Today, however, I was looking forward to a visit to the acute mental health ward. Many years ago, as a newly qualified occupational therapist, I worked on an acute mental health ward and I was enthusiastically anticipating talking with professionals in this field and asking more informed questions.
On reflection of my visit I am sincerely hoping that I maintained an air of polite English interest and didn’t betray my inner turmoil. I should have done some homework! I was definitely not prepared for what I perceived to be an extreme biomedical approach to mental health. Everyone on the ward was in hospital pyjamas and dressing gowns except the doctors who wore white coats and all I could think about was the 1975 film “One flew over the cuckoo’s nest”. I don’t want to explore the pros and cons of this approach to mental health in this blog but what I do want to talk about is my reaction to a completely different and unexpected paradigm. Unlike my visits to nuclear medicine, I found I was unable to ask relevant questions. I was floundering to find an anchor on which to hook my thoughts and became completely silent when my guide suggested that as an Occupational Therapist I might want to see the pool table in the games room.
Eventually my training from the fabulous Kate Marlow kicked in and I was able to have a meaningful conversation about the merits of having psychiatrists in A&E for mental health emergencies and the success of the growing mental health community support programmes in Portugal. In A&E they have four psychiatrists and one nurse, as mental health emergencies require medical intervention. I did not criticise the biomedical approach at all during my visit but discussed the potential benefits of a biopsychosocial model to which my host felt there were few for an obvious biological disease. We didn’t discuss lobotomies directly but explored the benefits of electroconvulsive therapy and deep brain stimulation for some patient pathologies.
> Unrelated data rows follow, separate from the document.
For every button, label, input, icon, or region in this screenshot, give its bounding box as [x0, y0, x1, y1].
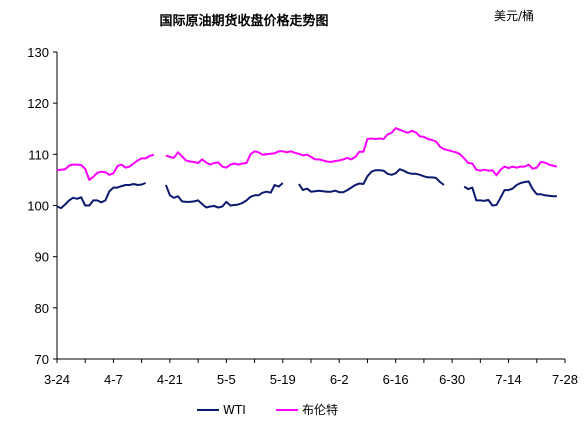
- series-line-wti: [298, 168, 445, 194]
- y-tick-label: 90: [35, 250, 49, 265]
- y-axis-ticks: 70 80 90 100 110 120 130: [27, 45, 57, 367]
- series-line-wti: [164, 182, 284, 209]
- chart-title: 国际原油期货收盘价格走势图: [159, 13, 328, 29]
- x-tick-label: 3-24: [44, 372, 70, 387]
- legend: WTI 布伦特: [197, 402, 338, 417]
- x-tick-label: 4-7: [104, 372, 123, 387]
- legend-label-brent: 布伦特: [302, 402, 338, 417]
- legend-label-wti: WTI: [223, 403, 246, 417]
- x-tick-label: 5-5: [217, 372, 236, 387]
- x-tick-label: 5-19: [270, 372, 296, 387]
- x-tick-label: 4-21: [157, 372, 183, 387]
- x-tick-label: 6-16: [383, 372, 409, 387]
- series-line-wti: [56, 182, 147, 210]
- x-tick-label: 6-2: [330, 372, 349, 387]
- series-lines: [56, 127, 558, 210]
- y-tick-label: 110: [28, 147, 49, 162]
- series-line-brent: [56, 153, 155, 181]
- y-tick-label: 120: [27, 96, 49, 111]
- series-line-brent: [165, 127, 558, 177]
- x-tick-label: 7-14: [496, 372, 522, 387]
- series-line-wti: [463, 180, 557, 207]
- y-tick-label: 70: [35, 352, 49, 367]
- x-tick-label: 7-28: [552, 372, 578, 387]
- unit-label: 美元/桶: [494, 8, 534, 23]
- y-tick-label: 100: [27, 199, 49, 214]
- x-tick-label: 6-30: [439, 372, 465, 387]
- y-tick-label: 80: [35, 301, 49, 316]
- x-axis-ticks: 3-24 4-7 4-21 5-5 5-19 6-2 6-16 6-30 7-14 7-28: [44, 359, 578, 387]
- y-tick-label: 130: [27, 45, 49, 60]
Today’s experience has caused me to think and reflect more than any other of my visits over the last few weeks. It motivated me to review some papers on the medical model versus the psychosocial model in mental health and made me think a lot more about how my views about health care are influenced.
This health care model will not be included in my presentation regarding innovation in the Portuguese health care system but for me it is definitely one of the most memorable.